Chego finalmente e todos estão à minha espera. Um avassalador sentimento de vergonha preenche-me por momentos, mas estranhamente dissipa-se rapidamente. Uma vez mais sinto que a cidade me acolhe de braços abertos, num movimento aleatório há muito planeado, e por isso deixo de me sentir incomodada com a minha falha. Antes uma sensação de plenitude ofegante invade o meu espírito, enquanto me sento à frente dos panos brancos que me conduzem a outra vida, a minha talvez.
Vejo expressões que já foram minhas. Ouço palavras que ainda ontem disse. Chegam até mim emoções que há uns dias apenas senti. Tudo me fascina de uma forma profundamente estranha mas previsível: esta podia ser uma história sobre mim, ou melhor, uma das muitas novelas de que a minha absurda passagem pelo amor já foi palco. Ainda ontem eu vivi esta cena e hoje já alguém a escreveu, encenou e produziu!

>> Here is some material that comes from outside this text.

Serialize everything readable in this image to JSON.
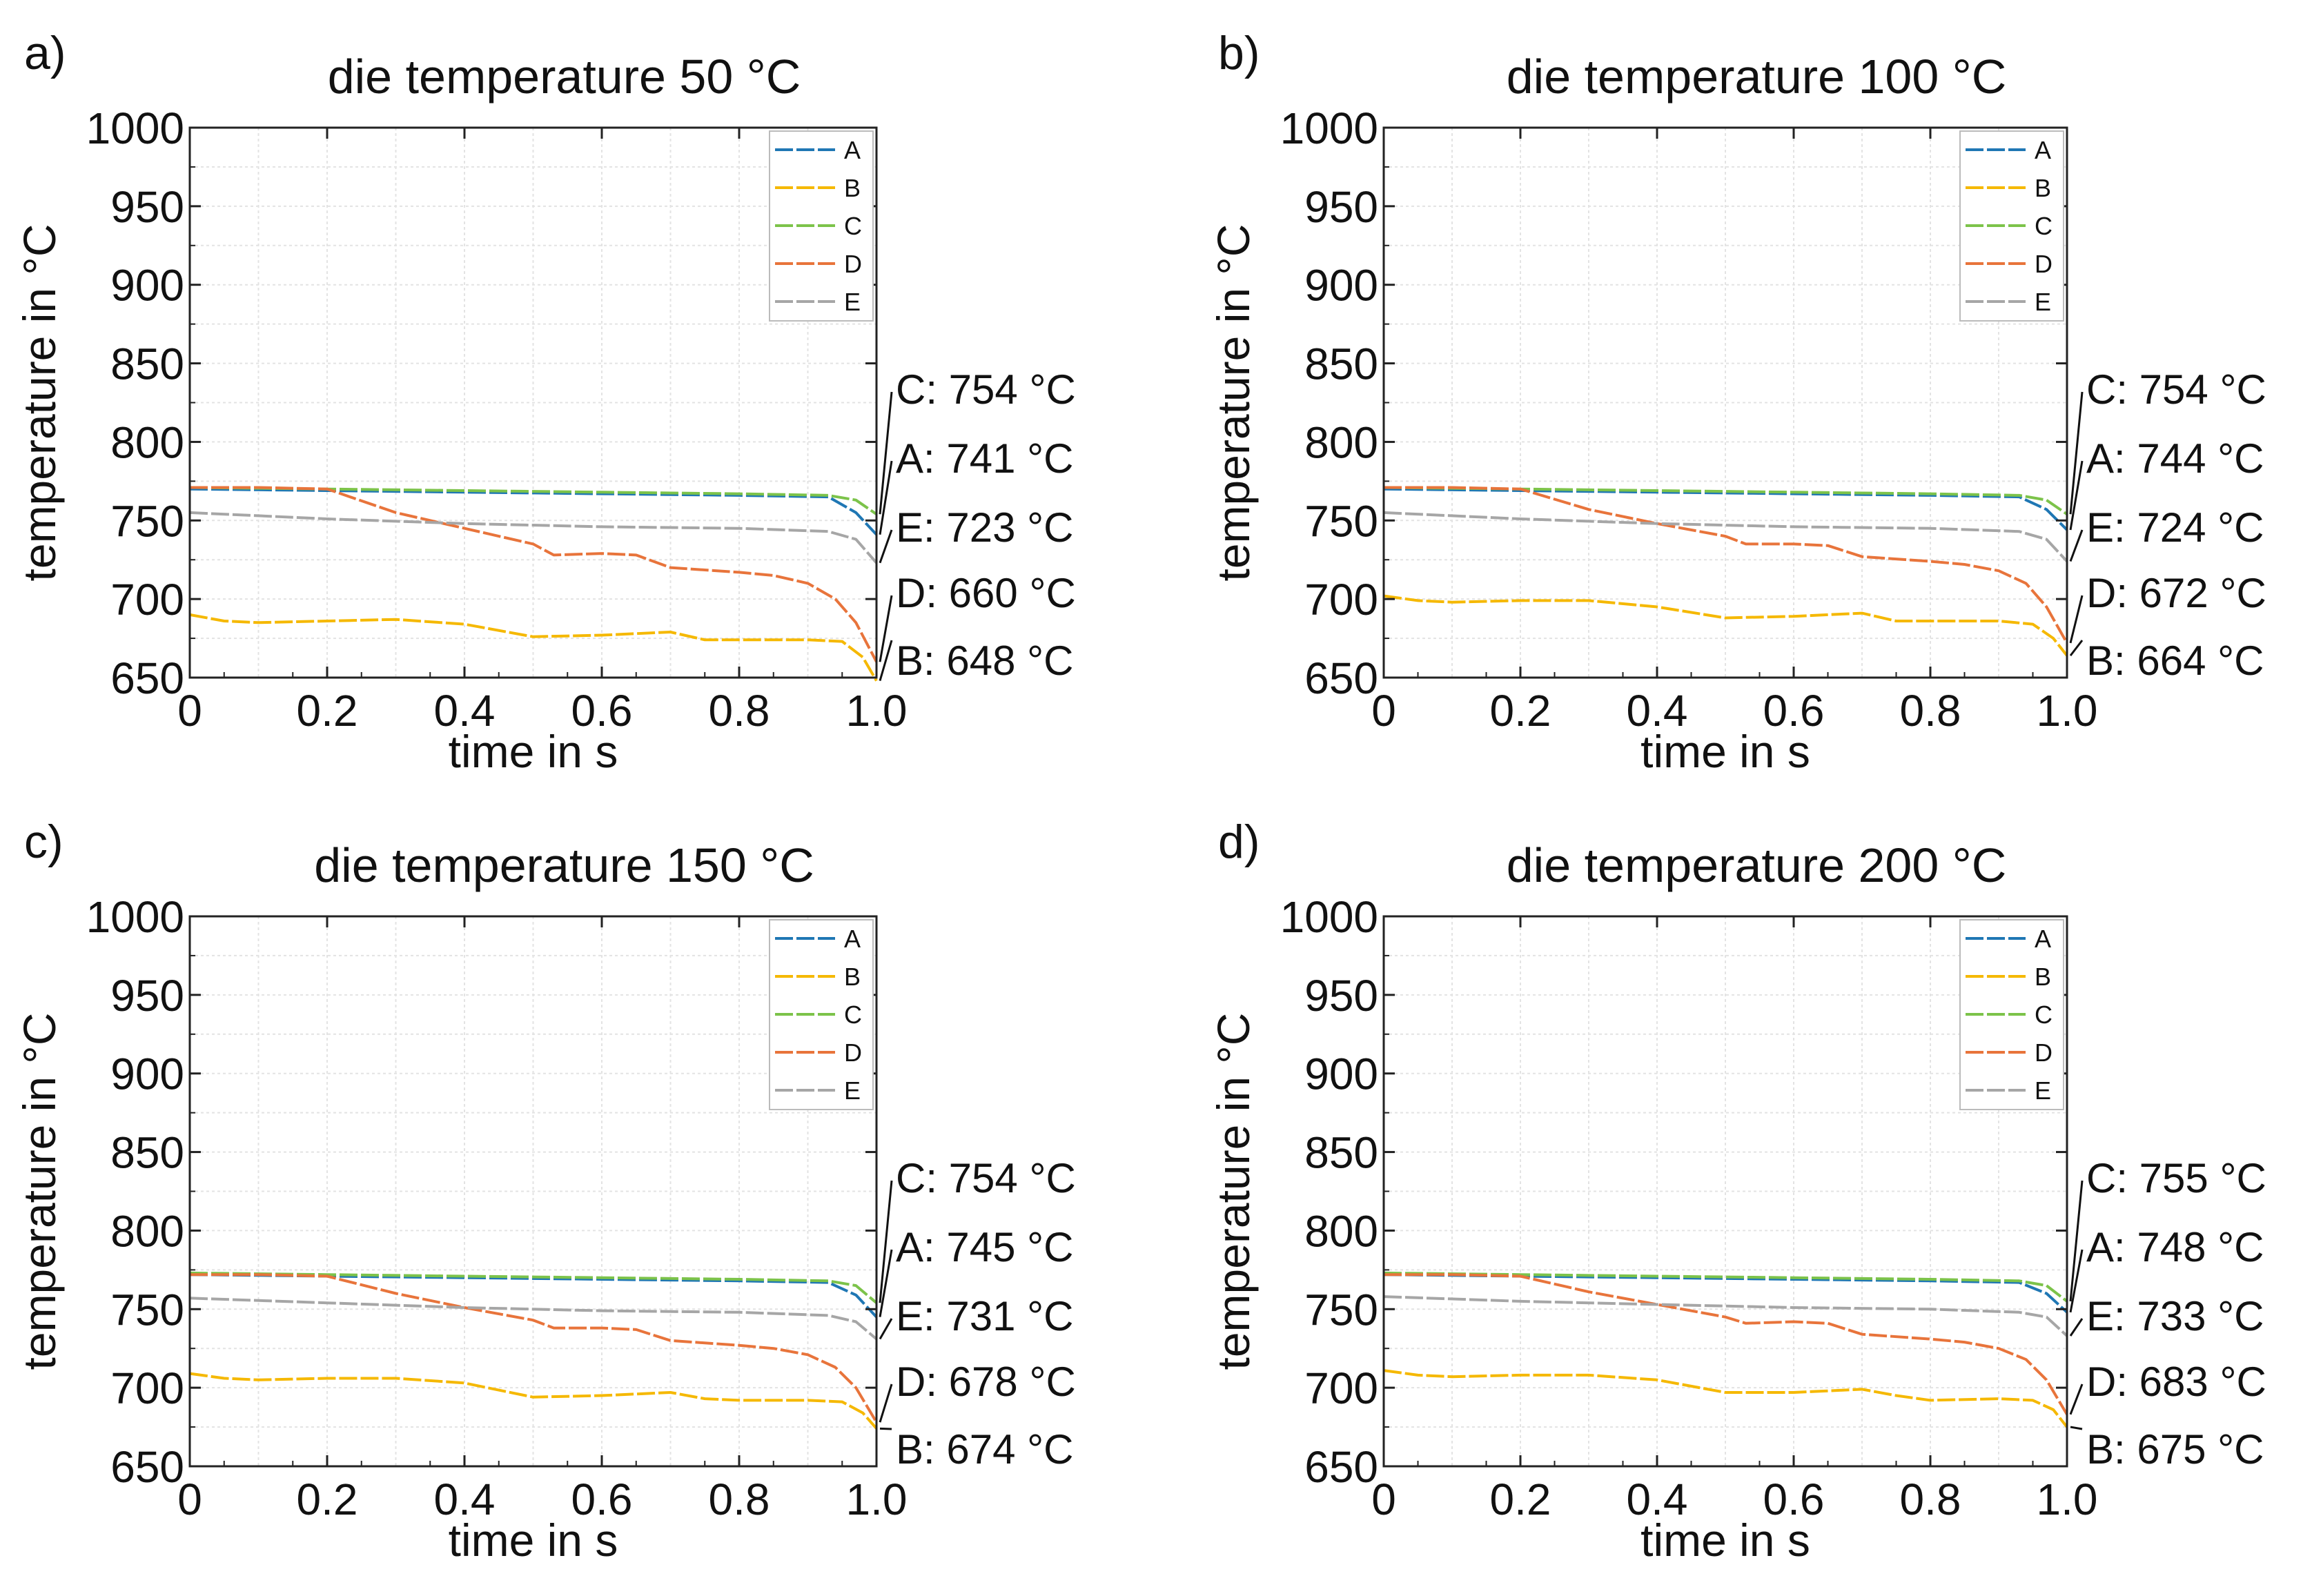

Como tudo é rápido e previsível. Há quase meio século que Ingmar Bergman previu o que eu ia sentir hoje. Que génio ele é e que pouco original é o que eu sinto! Tudo não é mais do que uma previsível repetição daquilo que tentamos ser. Todos os nossos esforços são incapazes de produzir qualquer réstia de originalidade para os manuais sobre o amor: como encontrar algo raro e não o confundir com um embuste, quando a revelação da sua inexistência nos foi exibida há já muito tempo sem refutação convincente?
Tudo o que dizemos sentir torna-se rapidamente inadequado ao momento em que o afirmamos. Apenas o instante antes das palavras preencherem o silêncio dos corpos, em que o desejo de sentir nos impele ao toque, apenas esse instante é construído com verdade. Todo o resto é já reconstituído e reformulado por padrões estipulados não sei muito bem por quem.
Bergman ao sorrir recria o que eu ainda ontem senti...e sinto. Já nem sei que tempo usar. E se tudo o que dizemos se torna falso pela passagem do instante entre o sentir e a produção de palavras, o tempo do verbo torna-se irrelevante pois, no fim, tudo será igualmente uma infundada mentira no seio de uma receptáculo repleto de cinzas do que um dia sonhámos ser.